Each module stores its version in the base.h
file at the module root. For
example, with /source/lexbor/html/base.h
:
#define <MODULE-NAME>_VERSION_MAJOR 1
#define <MODULE-NAME>_VERSION_MINOR 0
#define <MODULE-NAME>_VERSION_PATCH 3
#define <MODULE-NAME>_VERSION_STRING LXB_STR(<MODULE-NAME>_VERSION_MAJOR) LXB_STR(.) \
LXB_STR(<MODULE-NAME>_VERSION_MINOR) LXB_STR(.) \
LXB_STR(<MODULE-NAME>_VERSION_PATCH)
This is the base module; it implements all algorithms that are essential for the project, such as AVL and BST trees, arrays, strings and so on. It also implements memory management. The module is continually evolving. New algorithms are being added; existing ones, optimized.
The documentation for this module will be available later.
This module implements the DOM specification. Its functions manipulate the DOM tree: its nodes, attributes, and events.
The documentation for this module will be available later.
This module implements the HTML specification.
Implemented now: Tokenizer, Tree Builder, Parser, Fragment Parser, Interfaces for HTML Elements.
The documentation for this module will be available later. For guidance, refer to the examples.

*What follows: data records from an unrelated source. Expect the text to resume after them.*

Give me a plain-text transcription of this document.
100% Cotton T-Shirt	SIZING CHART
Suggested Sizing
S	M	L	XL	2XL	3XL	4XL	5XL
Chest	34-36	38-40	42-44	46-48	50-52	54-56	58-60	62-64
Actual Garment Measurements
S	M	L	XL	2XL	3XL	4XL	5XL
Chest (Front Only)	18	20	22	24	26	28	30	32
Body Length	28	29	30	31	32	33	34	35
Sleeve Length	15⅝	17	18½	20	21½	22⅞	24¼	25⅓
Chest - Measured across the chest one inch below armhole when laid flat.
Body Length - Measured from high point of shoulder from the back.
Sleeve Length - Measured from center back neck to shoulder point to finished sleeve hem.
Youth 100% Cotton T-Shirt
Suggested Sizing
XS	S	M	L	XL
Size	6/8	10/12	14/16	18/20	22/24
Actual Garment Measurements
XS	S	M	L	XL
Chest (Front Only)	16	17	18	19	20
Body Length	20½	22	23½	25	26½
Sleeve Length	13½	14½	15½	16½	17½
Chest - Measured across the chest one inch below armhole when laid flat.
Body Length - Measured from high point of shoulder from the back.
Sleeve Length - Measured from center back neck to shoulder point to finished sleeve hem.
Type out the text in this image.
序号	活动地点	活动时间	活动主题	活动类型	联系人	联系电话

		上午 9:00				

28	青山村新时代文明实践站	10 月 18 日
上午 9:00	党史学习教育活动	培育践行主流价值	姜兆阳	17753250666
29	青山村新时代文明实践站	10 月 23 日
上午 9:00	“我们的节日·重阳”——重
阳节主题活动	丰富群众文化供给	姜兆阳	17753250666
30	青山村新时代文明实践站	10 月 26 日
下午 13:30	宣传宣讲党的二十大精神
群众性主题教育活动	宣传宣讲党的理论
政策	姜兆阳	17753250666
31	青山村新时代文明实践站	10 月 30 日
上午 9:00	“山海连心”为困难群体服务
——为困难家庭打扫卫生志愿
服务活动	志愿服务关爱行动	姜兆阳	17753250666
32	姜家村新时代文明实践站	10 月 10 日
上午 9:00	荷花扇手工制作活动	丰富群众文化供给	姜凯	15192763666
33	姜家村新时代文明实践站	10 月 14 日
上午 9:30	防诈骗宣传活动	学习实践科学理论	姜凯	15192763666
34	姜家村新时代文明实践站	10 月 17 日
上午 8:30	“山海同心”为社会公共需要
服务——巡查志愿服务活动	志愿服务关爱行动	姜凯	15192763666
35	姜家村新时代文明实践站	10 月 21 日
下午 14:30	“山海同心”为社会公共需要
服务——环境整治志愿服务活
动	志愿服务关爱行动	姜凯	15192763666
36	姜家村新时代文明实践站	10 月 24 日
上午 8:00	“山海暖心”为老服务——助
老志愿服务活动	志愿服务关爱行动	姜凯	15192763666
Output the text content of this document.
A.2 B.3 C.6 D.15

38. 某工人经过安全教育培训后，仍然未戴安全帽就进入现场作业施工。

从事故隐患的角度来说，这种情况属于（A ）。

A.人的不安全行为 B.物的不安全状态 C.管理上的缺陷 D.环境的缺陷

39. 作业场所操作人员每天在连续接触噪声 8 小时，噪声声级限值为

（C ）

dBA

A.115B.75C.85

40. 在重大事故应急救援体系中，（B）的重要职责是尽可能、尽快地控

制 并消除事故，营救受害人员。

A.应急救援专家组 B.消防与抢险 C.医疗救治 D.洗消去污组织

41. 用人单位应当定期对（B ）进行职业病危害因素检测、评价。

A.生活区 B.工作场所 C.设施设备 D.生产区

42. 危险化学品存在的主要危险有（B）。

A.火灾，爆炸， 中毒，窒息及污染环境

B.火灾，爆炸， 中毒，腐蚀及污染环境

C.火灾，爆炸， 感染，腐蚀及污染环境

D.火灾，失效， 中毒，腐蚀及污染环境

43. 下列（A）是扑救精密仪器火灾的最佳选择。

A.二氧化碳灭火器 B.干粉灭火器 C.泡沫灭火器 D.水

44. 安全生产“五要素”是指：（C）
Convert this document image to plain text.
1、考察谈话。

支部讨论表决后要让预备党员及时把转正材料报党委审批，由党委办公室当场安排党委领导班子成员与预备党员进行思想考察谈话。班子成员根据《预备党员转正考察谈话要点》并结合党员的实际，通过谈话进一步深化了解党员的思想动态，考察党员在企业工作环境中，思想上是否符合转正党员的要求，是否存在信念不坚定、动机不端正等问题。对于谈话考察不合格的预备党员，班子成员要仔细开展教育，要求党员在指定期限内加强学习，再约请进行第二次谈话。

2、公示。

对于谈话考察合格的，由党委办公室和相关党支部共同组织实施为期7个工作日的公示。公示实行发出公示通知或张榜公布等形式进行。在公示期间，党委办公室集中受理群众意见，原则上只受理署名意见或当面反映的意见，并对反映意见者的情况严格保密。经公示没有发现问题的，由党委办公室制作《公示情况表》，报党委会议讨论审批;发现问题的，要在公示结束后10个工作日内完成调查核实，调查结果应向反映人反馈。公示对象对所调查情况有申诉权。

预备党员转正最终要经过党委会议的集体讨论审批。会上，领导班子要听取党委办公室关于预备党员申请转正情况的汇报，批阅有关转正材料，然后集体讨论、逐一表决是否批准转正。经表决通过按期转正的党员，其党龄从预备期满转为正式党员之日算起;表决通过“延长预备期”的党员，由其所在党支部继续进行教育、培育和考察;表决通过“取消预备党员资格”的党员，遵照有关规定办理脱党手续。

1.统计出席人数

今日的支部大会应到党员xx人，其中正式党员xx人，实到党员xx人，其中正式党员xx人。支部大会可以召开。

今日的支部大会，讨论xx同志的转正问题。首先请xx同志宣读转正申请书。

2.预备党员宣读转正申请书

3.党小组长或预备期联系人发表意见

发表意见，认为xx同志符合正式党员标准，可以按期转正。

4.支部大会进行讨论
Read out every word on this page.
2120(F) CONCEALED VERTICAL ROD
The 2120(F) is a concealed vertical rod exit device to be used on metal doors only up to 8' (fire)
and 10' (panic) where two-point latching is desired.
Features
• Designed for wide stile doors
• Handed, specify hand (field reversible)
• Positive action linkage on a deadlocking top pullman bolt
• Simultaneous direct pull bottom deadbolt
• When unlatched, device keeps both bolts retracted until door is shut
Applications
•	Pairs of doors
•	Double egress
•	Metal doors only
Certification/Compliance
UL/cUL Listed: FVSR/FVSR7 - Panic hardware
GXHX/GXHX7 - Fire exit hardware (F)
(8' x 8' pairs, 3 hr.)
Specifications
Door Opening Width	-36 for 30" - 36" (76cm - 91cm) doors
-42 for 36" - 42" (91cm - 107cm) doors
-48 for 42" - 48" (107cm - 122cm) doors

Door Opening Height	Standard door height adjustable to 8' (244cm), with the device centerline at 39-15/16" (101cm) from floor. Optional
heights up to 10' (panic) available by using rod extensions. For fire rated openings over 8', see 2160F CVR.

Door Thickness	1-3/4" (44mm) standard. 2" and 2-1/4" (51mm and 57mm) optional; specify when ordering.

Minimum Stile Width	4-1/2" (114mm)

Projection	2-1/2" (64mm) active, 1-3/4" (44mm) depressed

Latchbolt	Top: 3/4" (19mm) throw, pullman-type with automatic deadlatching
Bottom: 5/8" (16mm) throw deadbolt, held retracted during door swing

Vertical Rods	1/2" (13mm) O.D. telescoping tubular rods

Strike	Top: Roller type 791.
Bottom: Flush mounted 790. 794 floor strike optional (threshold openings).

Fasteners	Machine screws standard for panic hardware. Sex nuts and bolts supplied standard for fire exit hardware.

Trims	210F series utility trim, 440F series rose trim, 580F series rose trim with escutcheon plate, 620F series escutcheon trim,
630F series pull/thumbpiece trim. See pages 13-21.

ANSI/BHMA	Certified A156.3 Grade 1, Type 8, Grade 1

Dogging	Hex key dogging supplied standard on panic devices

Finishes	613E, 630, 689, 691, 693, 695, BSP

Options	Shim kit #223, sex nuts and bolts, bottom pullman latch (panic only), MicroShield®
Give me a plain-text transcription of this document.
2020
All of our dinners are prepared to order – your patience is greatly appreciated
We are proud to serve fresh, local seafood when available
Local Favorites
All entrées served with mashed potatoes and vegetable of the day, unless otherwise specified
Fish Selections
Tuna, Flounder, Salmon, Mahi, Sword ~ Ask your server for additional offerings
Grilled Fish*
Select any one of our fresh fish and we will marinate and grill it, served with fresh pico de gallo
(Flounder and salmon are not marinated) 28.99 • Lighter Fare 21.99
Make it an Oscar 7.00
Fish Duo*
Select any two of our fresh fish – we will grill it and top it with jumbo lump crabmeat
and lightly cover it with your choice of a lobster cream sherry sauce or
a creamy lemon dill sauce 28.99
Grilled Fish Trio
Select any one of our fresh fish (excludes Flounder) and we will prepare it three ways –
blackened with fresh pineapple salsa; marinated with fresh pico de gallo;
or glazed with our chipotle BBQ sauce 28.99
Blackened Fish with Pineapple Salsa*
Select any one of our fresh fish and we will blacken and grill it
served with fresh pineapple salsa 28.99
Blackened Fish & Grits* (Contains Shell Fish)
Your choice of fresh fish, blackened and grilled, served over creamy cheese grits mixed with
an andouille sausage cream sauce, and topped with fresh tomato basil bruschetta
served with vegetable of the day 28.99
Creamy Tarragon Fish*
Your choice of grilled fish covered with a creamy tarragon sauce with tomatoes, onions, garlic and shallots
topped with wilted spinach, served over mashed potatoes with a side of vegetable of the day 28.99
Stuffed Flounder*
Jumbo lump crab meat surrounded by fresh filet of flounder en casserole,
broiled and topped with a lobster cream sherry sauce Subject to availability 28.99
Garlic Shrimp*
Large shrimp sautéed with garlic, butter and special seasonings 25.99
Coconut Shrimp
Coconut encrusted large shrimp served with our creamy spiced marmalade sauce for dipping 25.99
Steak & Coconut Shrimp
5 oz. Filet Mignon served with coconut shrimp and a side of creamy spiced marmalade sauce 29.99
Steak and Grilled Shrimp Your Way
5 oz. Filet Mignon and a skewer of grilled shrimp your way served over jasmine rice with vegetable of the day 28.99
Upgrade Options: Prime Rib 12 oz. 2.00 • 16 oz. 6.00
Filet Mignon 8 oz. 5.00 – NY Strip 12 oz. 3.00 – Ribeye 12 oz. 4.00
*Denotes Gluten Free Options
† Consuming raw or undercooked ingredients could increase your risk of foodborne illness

This module implements the Encoding specification.
Implemented now: streaming encode/decode. Available encodings:
big5, euc-jp, euc-kr, gbk, ibm866, iso-2022-jp, iso-8859-10, iso-8859-13,
iso-8859-14, iso-8859-15, iso-8859-16, iso-8859-2, iso-8859-3, iso-8859-4,
iso-8859-5, iso-8859-6, iso-8859-7, iso-8859-8, iso-8859-8-i, koi8-r, koi8-u,
shift_jis, utf-16be, utf-16le, utf-8, gb18030, macintosh, replacement,
windows-1250, windows-1251, windows-1252, windows-1253, windows-1254,
windows-1255, windows-1256, windows-1257, windows-1258, windows-874,
x-mac-cyrillic, x-user-defined
The documentation for this module will be available later. For guidance, refer to the examples.
This module implements the CSS specification.
The documentation for this module will be available later. For guidance, refer to the examples.